DYER, Circuit Judge:
The sole issue to be determined on this appeal is whether the court below properly dismissed Lutgert’s action seeking declaratory relief for lack of subject matter jurisdiction under Rules 10b — 5 and 10b — 17, as a result of his fail
ure to allege that he was a “purchaser or seller” of securities. We hold the dismissal to be proper and affirm.

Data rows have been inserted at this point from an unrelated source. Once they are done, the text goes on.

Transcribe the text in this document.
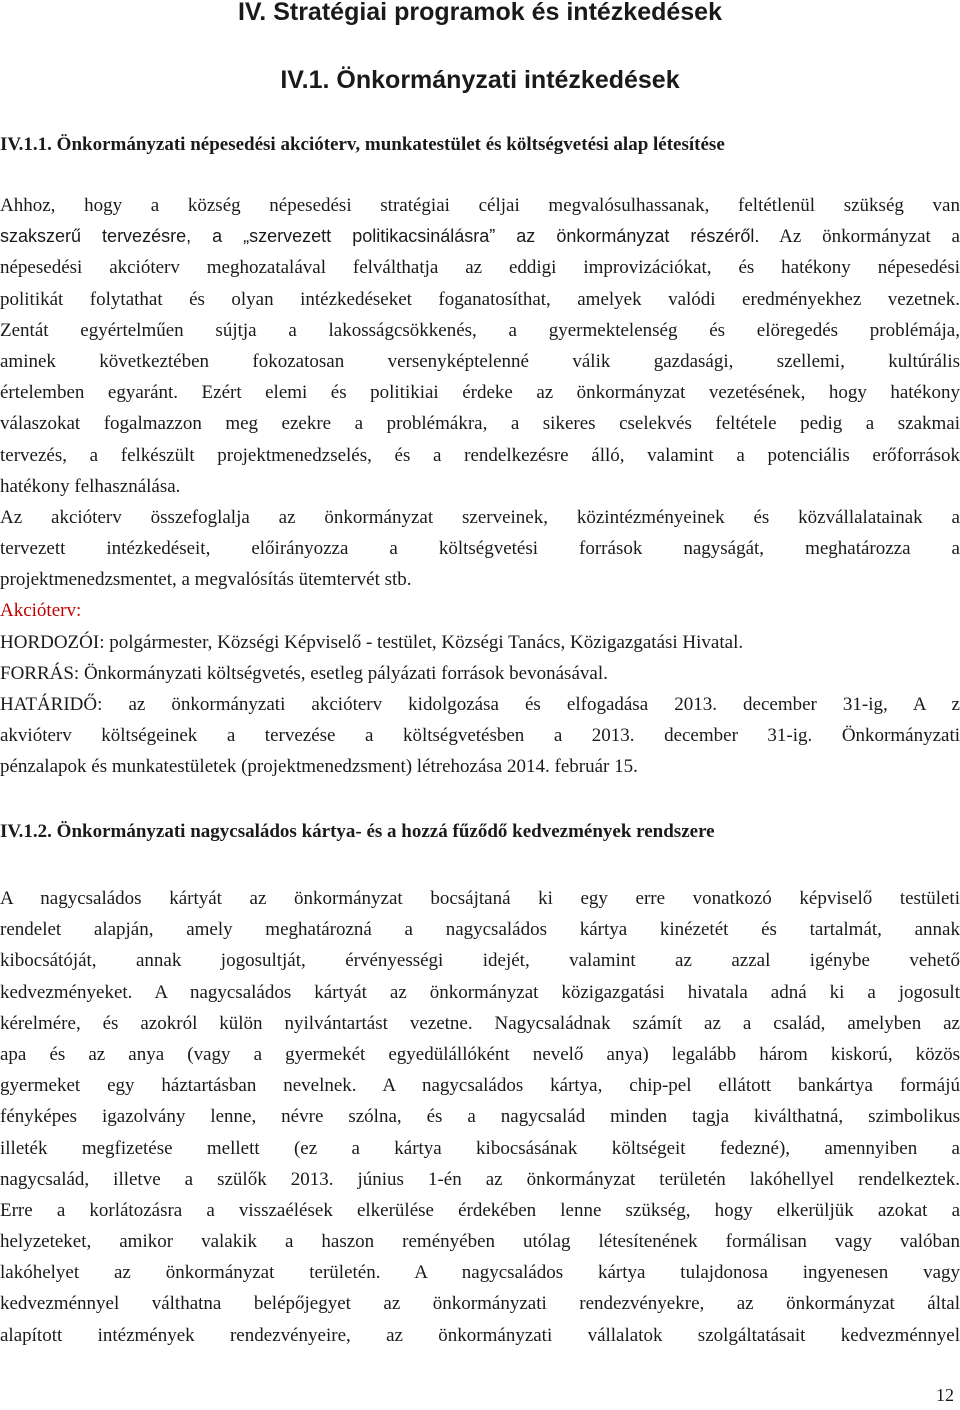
IV. Stratégiai programok és intézkedések
IV.1. Önkormányzati intézkedések
IV.1.1. Önkormányzati népesedési akcióterv, munkatestület és költségvetési alap létesítése
Ahhoz, hogy a község népesedési stratégiai céljai megvalósulhassanak, feltétlenül szükség van
szakszerű tervezésre, a „szervezett politikacsinálásra” az önkormányzat részéről. Az önkormányzat a
népesedési akcióterv meghozatalával felválthatja az eddigi improvizációkat, és hatékony népesedési
politikát folytathat és olyan intézkedéseket foganatosíthat, amelyek valódi eredményekhez vezetnek.
Zentát egyértelműen sújtja a lakosságcsökkenés, a gyermektelenség és elöregedés problémája,
aminek következtében fokozatosan versenyképtelenné válik gazdasági, szellemi, kultúrális
értelemben egyaránt. Ezért elemi és politikiai érdeke az önkormányzat vezetésének, hogy hatékony
válaszokat fogalmazzon meg ezekre a problémákra, a sikeres cselekvés feltétele pedig a szakmai
tervezés, a felkészült projektmenedzselés, és a rendelkezésre álló, valamint a potenciális erőforrások
hatékony felhasználása.
Az akcióterv összefoglalja az önkormányzat szerveinek, közintézményeinek és közvállalatainak a
tervezett intézkedéseit, előirányozza a költségvetési források nagyságát, meghatározza a
projektmenedzsmentet, a megvalósítás ütemtervét stb.
Akcióterv:
HORDOZÓI: polgármester, Községi Képviselő - testület, Községi Tanács, Közigazgatási Hivatal.
FORRÁS: Önkormányzati költségvetés, esetleg pályázati források bevonásával.
HATÁRIDŐ: az önkormányzati akcióterv kidolgozása és elfogadása 2013. december 31-ig, A z
akvióterv költségeinek a tervezése a költségvetésben a 2013. december 31-ig. Önkormányzati
pénzalapok és munkatestületek (projektmenedzsment) létrehozása 2014. február 15.
IV.1.2. Önkormányzati nagycsaládos kártya- és a hozzá fűződő kedvezmények rendszere
A nagycsaládos kártyát az önkormányzat bocsájtaná ki egy erre vonatkozó képviselő testületi
rendelet alapján, amely meghatározná a nagycsaládos kártya kinézetét és tartalmát, annak
kibocsátóját, annak jogosultját, érvényességi idejét, valamint az azzal igénybe vehető
kedvezményeket. A nagycsaládos kártyát az önkormányzat közigazgatási hivatala adná ki a jogosult
kérelmére, és azokról külön nyilvántartást vezetne. Nagycsaládnak számít az a család, amelyben az
apa és az anya (vagy a gyermekét egyedülállóként nevelő anya) legalább három kiskorú, közös
gyermeket egy háztartásban nevelnek. A nagycsaládos kártya, chip-pel ellátott bankártya formájú
fényképes igazolvány lenne, névre szólna, és a nagycsalád minden tagja kiválthatná, szimbolikus
illeték megfizetése mellett (ez a kártya kibocsásának költségeit fedezné), amennyiben a
nagycsalád, illetve a szülők 2013. június 1-én az önkormányzat területén lakóhellyel rendelkeztek.
Erre a korlátozásra a visszaélések elkerülése érdekében lenne szükség, hogy elkerüljük azokat a
helyzeteket, amikor valakik a haszon reményében utólag létesítenének formálisan vagy valóban
lakóhelyet az önkormányzat területén. A nagycsaládos kártya tulajdonosa ingyenesen vagy
kedvezménnyel válthatna belépőjegyet az önkormányzati rendezvényekre, az önkormányzat által
alapított intézmények rendezvényeire, az önkormányzati vállalatok szolgáltatásait kedvezménnyel
12
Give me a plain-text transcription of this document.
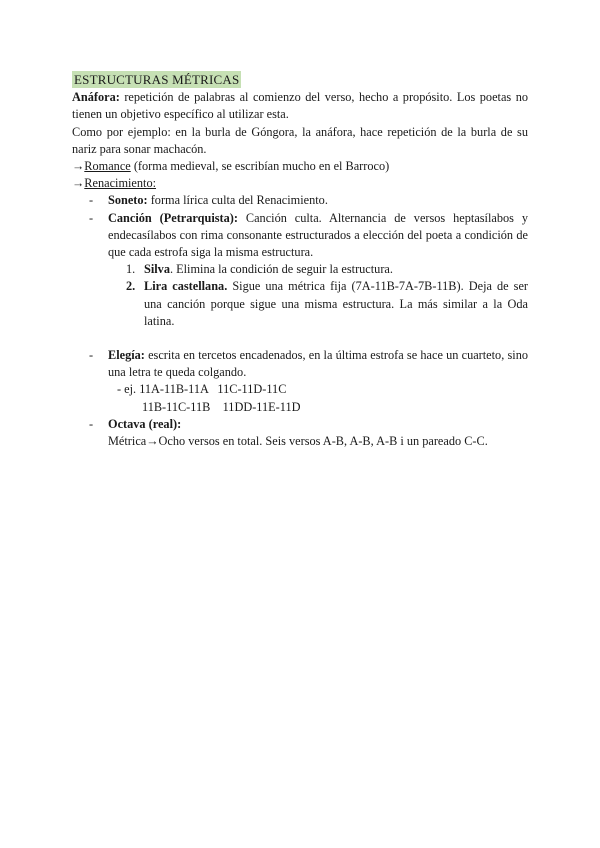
ESTRUCTURAS MÉTRICAS

Anáfora: repetición de palabras al comienzo del verso, hecho a propósito. Los poetas no tienen un objetivo específico al utilizar esta.

Como por ejemplo: en la burla de Góngora, la anáfora, hace repetición de la burla de su nariz para sonar machacón.

→Romance (forma medieval, se escribían mucho en el Barroco)

→Renacimiento:

- Soneto: forma lírica culta del Renacimiento.
- Canción (Petrarquista): Canción culta. Alternancia de versos heptasílabos y endecasílabos con rima consonante estructurados a elección del poeta a condición de que cada estrofa siga la misma estructura.
1. Silva. Elimina la condición de seguir la estructura.
2. Lira castellana. Sigue una métrica fija (7A-11B-7A-7B-11B). Deja de ser una canción porque sigue una misma estructura. La más similar a la Oda latina.
- Elegía: escrita en tercetos encadenados, en la última estrofa se hace un cuarteto, sino una letra te queda colgando.
- ej. 11A-11B-11A   11C-11D-11C
11B-11C-11B    11DD-11E-11D
- Octava (real):
Métrica→Ocho versos en total. Seis versos A-B, A-B, A-B i un pareado C-C.
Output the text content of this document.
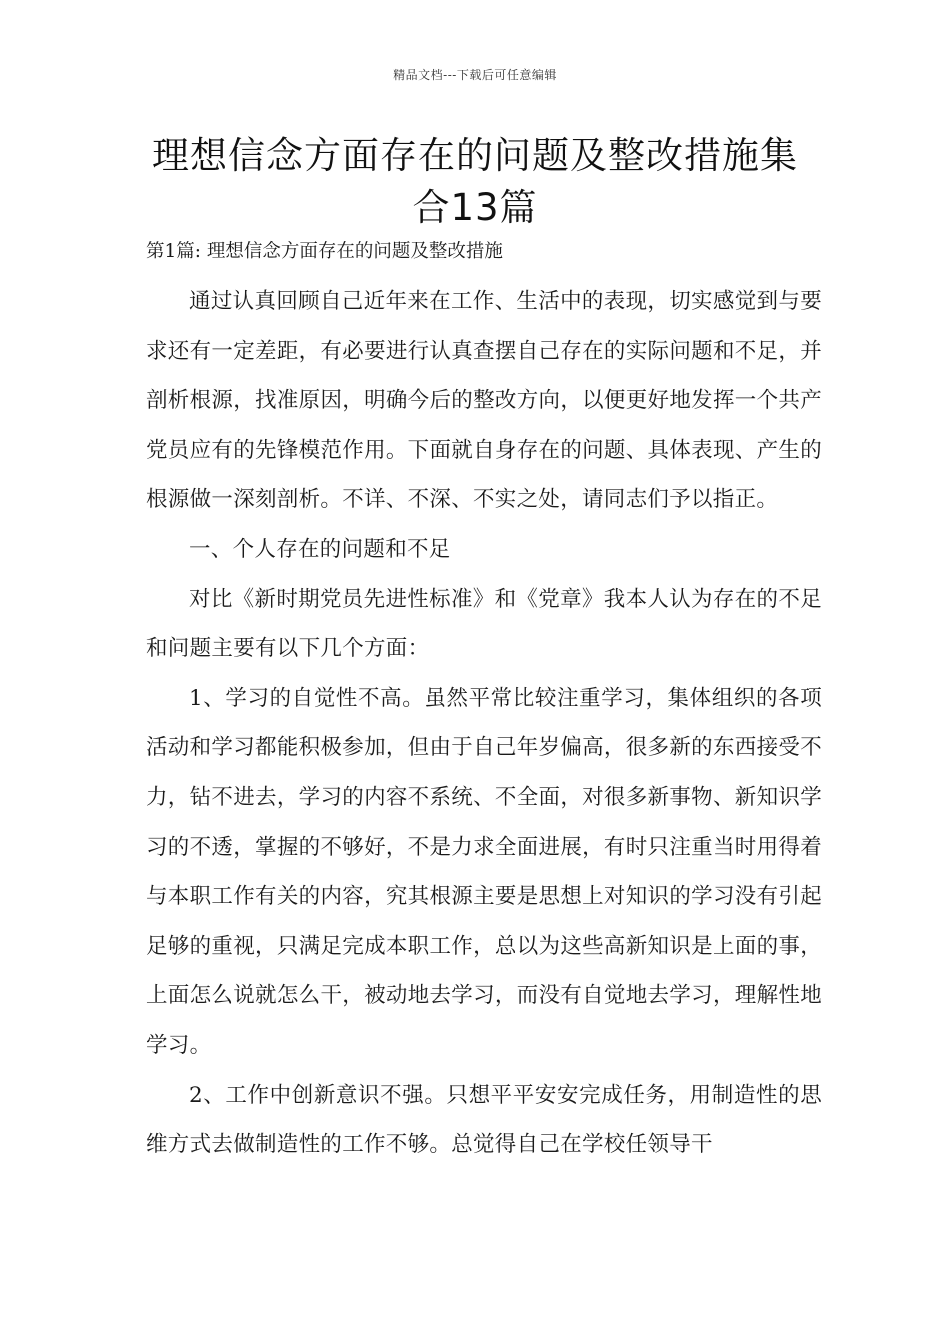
精品文档---下载后可任意编辑
理想信念方面存在的问题及整改措施集
合13篇

第1篇: 理想信念方面存在的问题及整改措施

通过认真回顾自己近年来在工作、生活中的表现，切实感觉到与要求还有一定差距，有必要进行认真查摆自己存在的实际问题和不足，并剖析根源，找准原因，明确今后的整改方向，以便更好地发挥一个共产党员应有的先锋模范作用。下面就自身存在的问题、具体表现、产生的根源做一深刻剖析。不详、不深、不实之处，请同志们予以指正。

一、个人存在的问题和不足

对比《新时期党员先进性标准》和《党章》我本人认为存在的不足和问题主要有以下几个方面：

1、学习的自觉性不高。虽然平常比较注重学习，集体组织的各项活动和学习都能积极参加，但由于自己年岁偏高，很多新的东西接受不力，钻不进去，学习的内容不系统、不全面，对很多新事物、新知识学习的不透，掌握的不够好，不是力求全面进展，有时只注重当时用得着与本职工作有关的内容，究其根源主要是思想上对知识的学习没有引起足够的重视，只满足完成本职工作，总以为这些高新知识是上面的事，上面怎么说就怎么干，被动地去学习，而没有自觉地去学习，理解性地学习。

2、工作中创新意识不强。只想平平安安完成任务，用制造性的思维方式去做制造性的工作不够。总觉得自己在学校任领导干
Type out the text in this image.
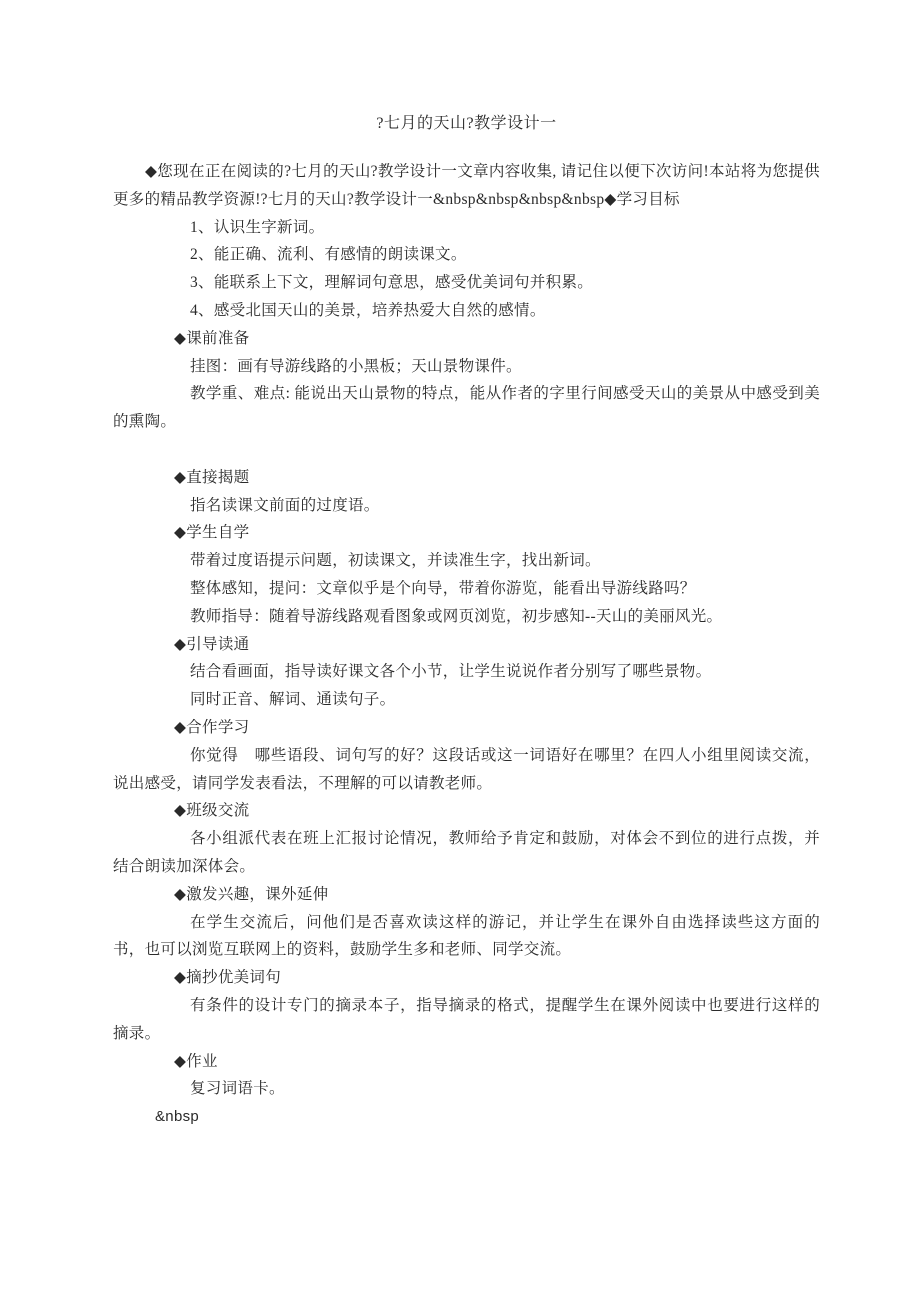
?七月的天山?教学设计一

◆您现在正在阅读的?七月的天山?教学设计一文章内容收集, 请记住以便下次访问!本站将为您提供更多的精品教学资源!?七月的天山?教学设计一&nbsp&nbsp&nbsp&nbsp◆学习目标

1、认识生字新词。

2、能正确、流利、有感情的朗读课文。

3、能联系上下文，理解词句意思，感受优美词句并积累。

4、感受北国天山的美景，培养热爱大自然的感情。

◆课前准备

挂图：画有导游线路的小黑板；天山景物课件。

教学重、难点: 能说出天山景物的特点，能从作者的字里行间感受天山的美景从中感受到美的熏陶。

◆直接揭题

指名读课文前面的过度语。

◆学生自学

带着过度语提示问题，初读课文，并读准生字，找出新词。

整体感知，提问：文章似乎是个向导，带着你游览，能看出导游线路吗？

教师指导：随着导游线路观看图象或网页浏览，初步感知--天山的美丽风光。

◆引导读通

结合看画面，指导读好课文各个小节，让学生说说作者分别写了哪些景物。

同时正音、解词、通读句子。

◆合作学习

你觉得　哪些语段、词句写的好？这段话或这一词语好在哪里？在四人小组里阅读交流，说出感受，请同学发表看法，不理解的可以请教老师。

◆班级交流

各小组派代表在班上汇报讨论情况，教师给予肯定和鼓励，对体会不到位的进行点拨，并结合朗读加深体会。

◆激发兴趣，课外延伸

在学生交流后，问他们是否喜欢读这样的游记，并让学生在课外自由选择读些这方面的书，也可以浏览互联网上的资料，鼓励学生多和老师、同学交流。

◆摘抄优美词句

有条件的设计专门的摘录本子，指导摘录的格式，提醒学生在课外阅读中也要进行这样的摘录。

◆作业

复习词语卡。

&nbsp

Defendants Ingram, Rogers and Hahn were directors of the First National Bank and Trust Company of Naples (First National) and were organizers of defendant The Vanderbilt Bank (Vanderbilt). Ingram, Rogers and Hahn desired to distribute the subscription rights in the newly organized Vanderbilt to certain shareholders of First National and Citizens National Bank of Naples (Citizens). Because the interlocking directorate of these banks would cause Vanderbilt to become an “affiliate” bank, the Federal Deposit Insurance Corporation (FDIC) required in May of 1971, as a condition for obtaining FDIC insurance for Vanderbilt, that all shareholders of First National and Citizens be entitled to receive a 100% pro rata distribution of the Vanderbilt stock. An amended application to the FDIC was filed by the organizers in October and accepted in November of 1971. It provided that all shareholders of First National and Citizens as of the record date of March 31, 1971, would be entitled to a pro rata right to subscribe to Vanderbilt stock.
Lutgert instituted this action on behalf of the class of persons that purchased stock in First National after the record date of March 31, 19,71. He alleged that with the purchase of the First National stock these persons were entitled to all the rights enuring in that stock, including the Vanderbilt subscription rights, and that these persons were defrauded by the failure of defendants to disclose the March 31, 1971, record date until August 20, 1973.
The trial court, upon motion by defendants, dismissed the case for lack of subject matter jurisdiction. The dismissal was based upon the failure of Lutgert to allege in his complaint that he was a purchaser or seller of Vanderbilt stock.
Underlying this decision is the effect and application of the “purchaser-seller” requirement of Section 10(b)
and Rule 10b — 5,
known as the
Birnbaum
rule. Birnbaum v. Newport Steel Corp., 2 Cir. 1952, 193 F.2d 461. Lutgert urges that this Court modify or relax the
Birnbaum
rule in light of the “touch test” referred to by the Supreme Court in Superintendent of Insurance v. Bankers Life and Casualty Co., 1971, 404 U.S. 6, 92 S.Ct. 165, 30 L.Ed.2d 128. Lutgert does not specifically suggest what modifications would be appropriate.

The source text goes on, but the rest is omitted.